Он совсем ссутулился и почернел. Борода его стала еще всклокоченней и помятей.

Все ходили на цыпочках, говорили шепотом. На душе было смутно.

В один из таких тревожных дней на полустанке остановился пассажирский поезд с большими красными крестами в белых кругах. Это был первый санитарный поезд с запада. Нас только что отпустили на большую перемену, и мы наперегонки побежали на станцию. Окна вагонов были плотно зашторены. Из тамбуров выглядывали санитарки.

На перроне стояли двое: высокий смуглый майор и низенький усатый толстяк. Левый рукав шинели майора был заправлен в карман, а правой он держал чемодан. Усатый, жестикулируя, что-то говорил майору, и усики его смешно подпрыгивали.

– Итак, дорогой, поправляйся, набирайся сил, а через недельку покажешься. Да не говори, что я для тебя поезд останавливал, а то всыпят по первое число. Хоть транспорт и называют артерией, эта артерия пока не подчиняется хирургии.

– Яков Андреевич, здравствуйте, – несмело подошел я к нему. – Не узнаете?

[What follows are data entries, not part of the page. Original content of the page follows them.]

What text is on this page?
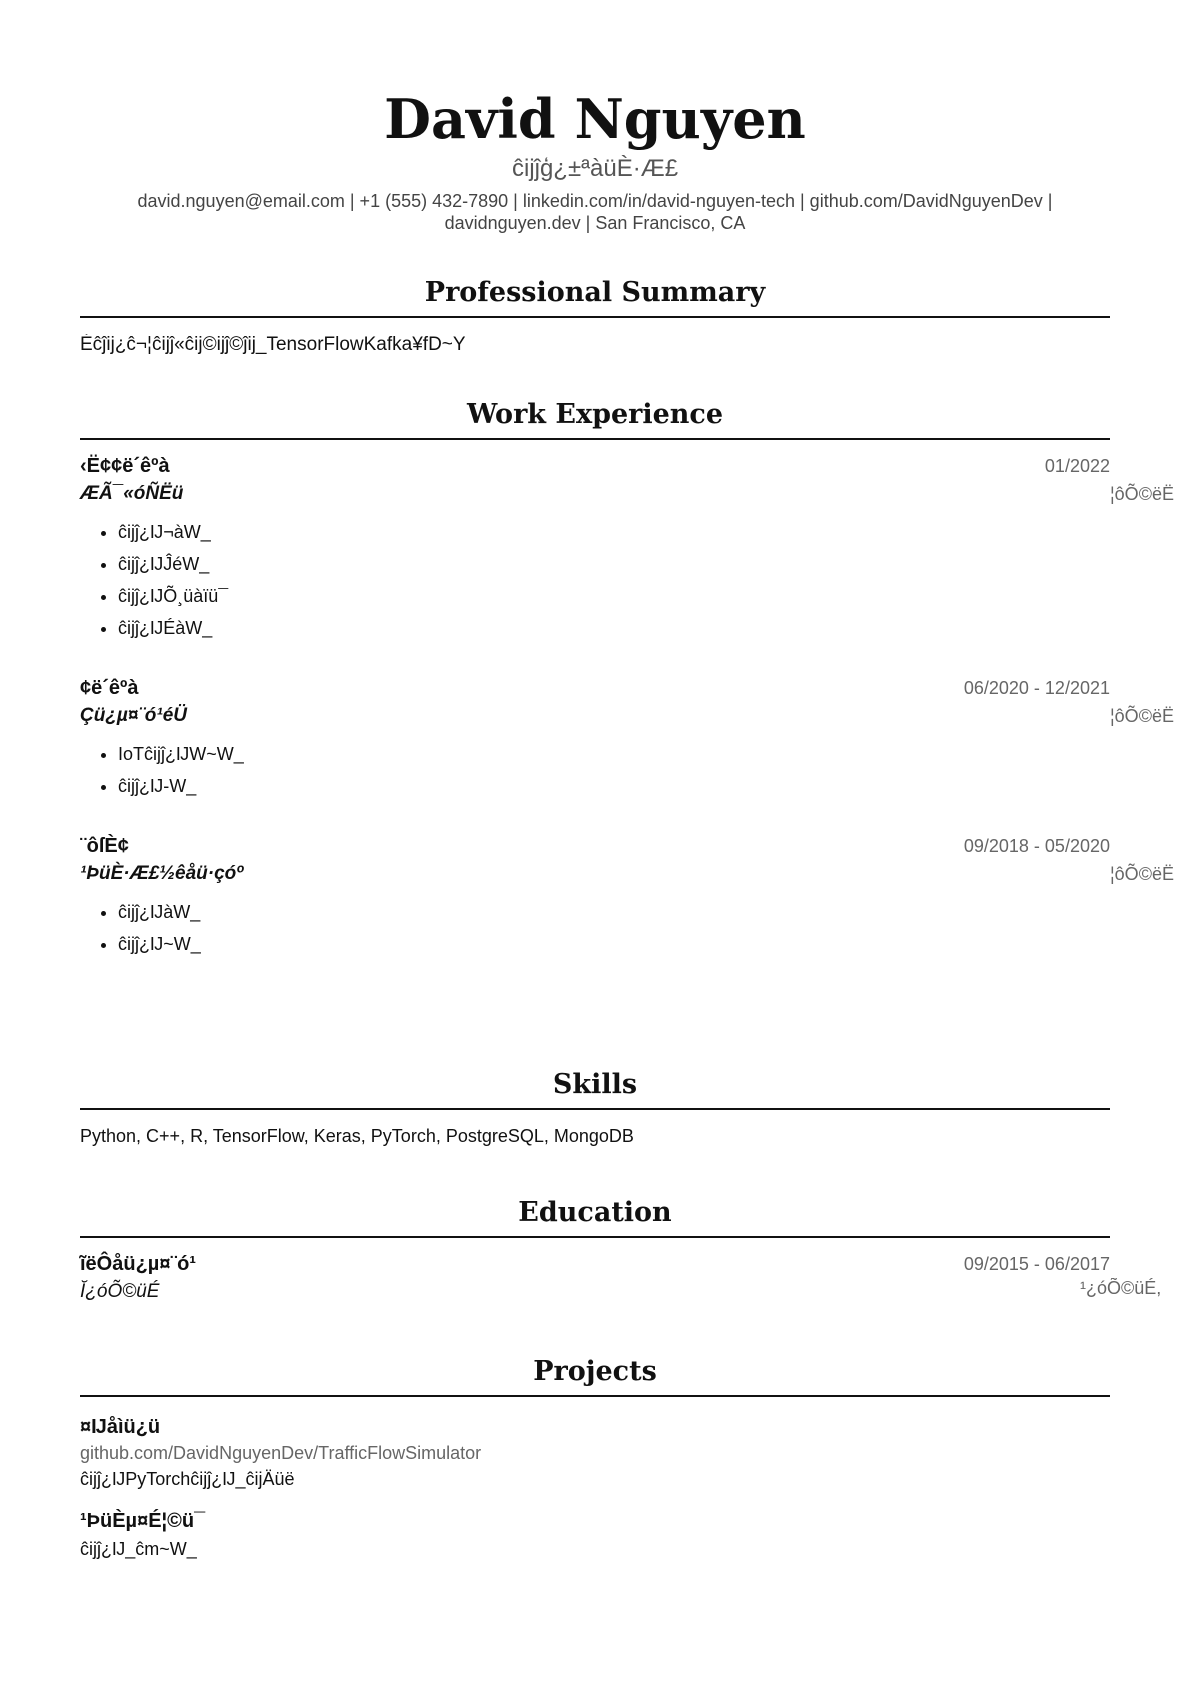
David Nguyen
ĉĳĵģ¿±ªàüÈ·Æ£
david.nguyen@email.com | +1 (555) 432-7890 | linkedin.com/in/david-nguyen-tech | github.com/DavidNguyenDev |
davidnguyen.dev | San Francisco, CA
Professional Summary
Ėĉĵĳ¿ĉ¬¦ĉĳĵ«ĉĳ©ĳĵ©ĵĳ_TensorFlowKafka¥fD~Y
Work Experience
‹Ë¢¢ë´êºà	01/2022
ÆÃ¯«óÑËü	¦ôÕ©ëË
• ĉĳĵ¿Ĳ¬àW_
• ĉĳĵ¿ĲĴéW_
• ĉĳĵ¿ĲÕ¸üàïü¯
• ĉĳĵ¿ĲÉàW_
¢ë´êºà	06/2020 - 12/2021
Çü¿µ¤¨ó¹éÜ	¦ôÕ©ëË
• IoTĉĳĵ¿ĲW~W_
• ĉĳĵ¿Ĳ-W_
¨ôſÈ¢	09/2018 - 05/2020
¹ÞüÈ·Æ£½êåü·çóº	¦ôÕ©ëË
• ĉĳĵ¿ĲàW_
• ĉĳĵ¿Ĳ~W_
Skills
Python, C++, R, TensorFlow, Keras, PyTorch, PostgreSQL, MongoDB
Education
ĩëÔåü¿µ¤¨ó¹	09/2015 - 06/2017
Ĭ¿óÕ©üÉ	¹¿óÕ©üÉ,
Projects
¤Ĳåìü¿ü
github.com/DavidNguyenDev/TrafficFlowSimulator
ĉĳĵ¿ĲPyTorchĉĳĵ¿Ĳ_ĉĳÄüë
¹ÞüÈµ¤É¦©ü¯
ĉĳĵ¿Ĳ_ĉm~W_
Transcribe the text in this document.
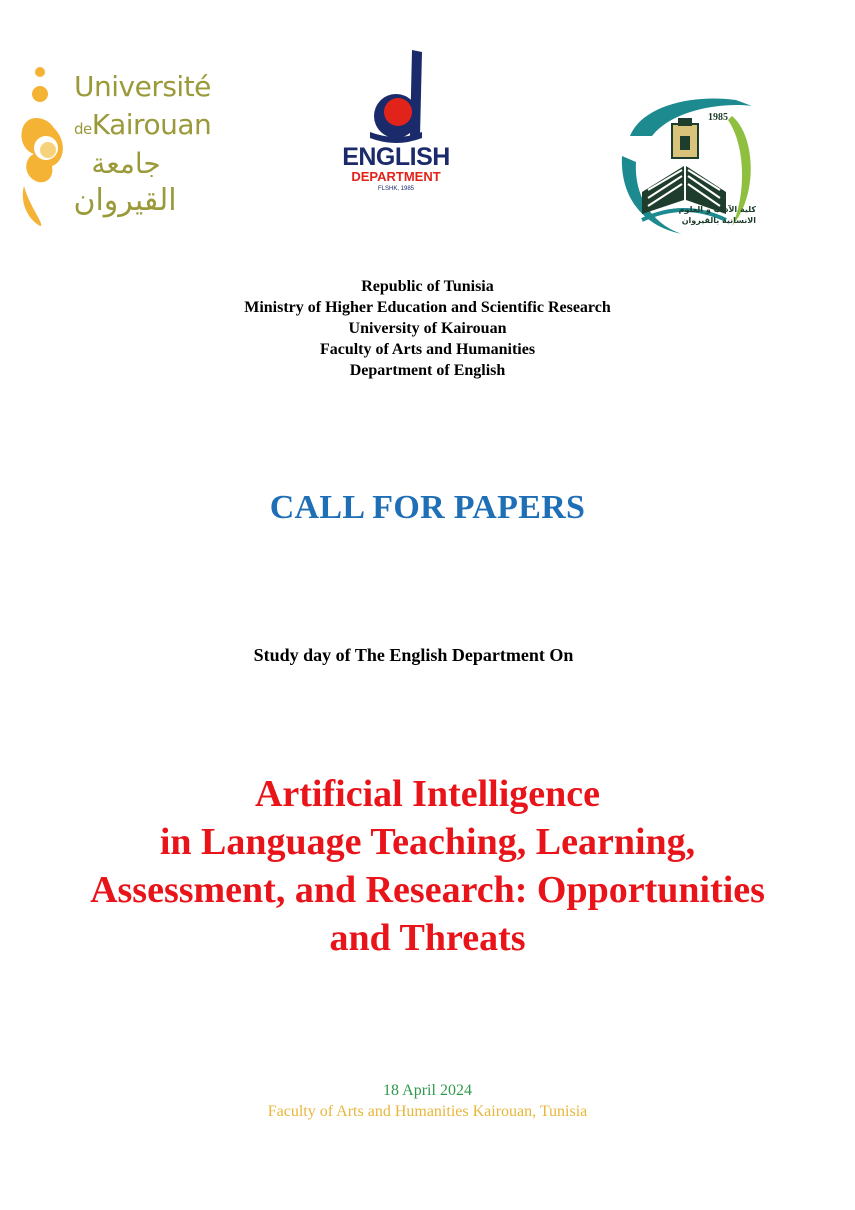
Université
deKairouan
جامعة
القيروان
ENGLISH
DEPARTMENT
FLSHK, 1985
1985
كلية الآداب و العلوم الانسانية بالقيروان
Republic of Tunisia
Ministry of Higher Education and Scientific Research
University of Kairouan
Faculty of Arts and Humanities
Department of English
CALL FOR PAPERS
Study day of The English Department On
Artificial Intelligence
in Language Teaching, Learning,
Assessment, and Research: Opportunities
and Threats
18 April 2024
Faculty of Arts and Humanities Kairouan, Tunisia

– О, молодой любознательный друг! – ничуть не удивился хирург. – Ну, в животе не бренчит, не дзенькает? А то я скарпеля найти не могу, вдруг, думаю, в животе у тебя забыл?

– А я Ивана Андреевича видел, на фронт проезжал, – похвастался я.

– Как же, наслышан, наслышан, встречал я его в дороге, – охотно отозвался хирург. – Сейчас сибиряки под Москвой дают прикурить фрицам. Крепко ведь дают, Леонид Никифорович? А я, брат, тоже военным стал. И на том спасибо. – И Яков Андреевич широко улыбнулся.

Из школы без пальто, в одном платке прибежала бледная Елизавета Петровна.

– Лешенька! – бросилась она на грудь майору. – Приехал наконец-то! А я все глаза проглядела! – и она осыпала его поцелуями.

– Ну вот, начинается семейная сцена. Не люблю, когда плачут. Дежурный, отправляй поезд! – обратился Яков Андреевич к Зуйкову. Потом снял очки, наспех протер стекла и подозрительно зашмыгал носом.

* * *

За Славкиным отцом увязалась вся школа. Он был первый, кто вернулся оттуда, с фронта. На крыльце домика Лапиных стоял Кузнецов.

– Ты, Василий, проходи, а вы, остальные, кыш! – сурово прикрикнул он на ребят. – Поправится свояк, тогда приходите, а сейчас штоба я вас тут не видел.

Но ребятишки, особенно малышня, поминутно открывали двери, пялились в окна. Наконец во двор вышла Елизавета Петровна и попросила:

– Дети, я вас очень прошу, разойдитесь. У нас тяжело болен дедушка. Леонид Никифорович завтра придет в школу и все вам про войну расскажет.

Только после этого ребятишки разошлись. Но от соседей отбою все равно не было.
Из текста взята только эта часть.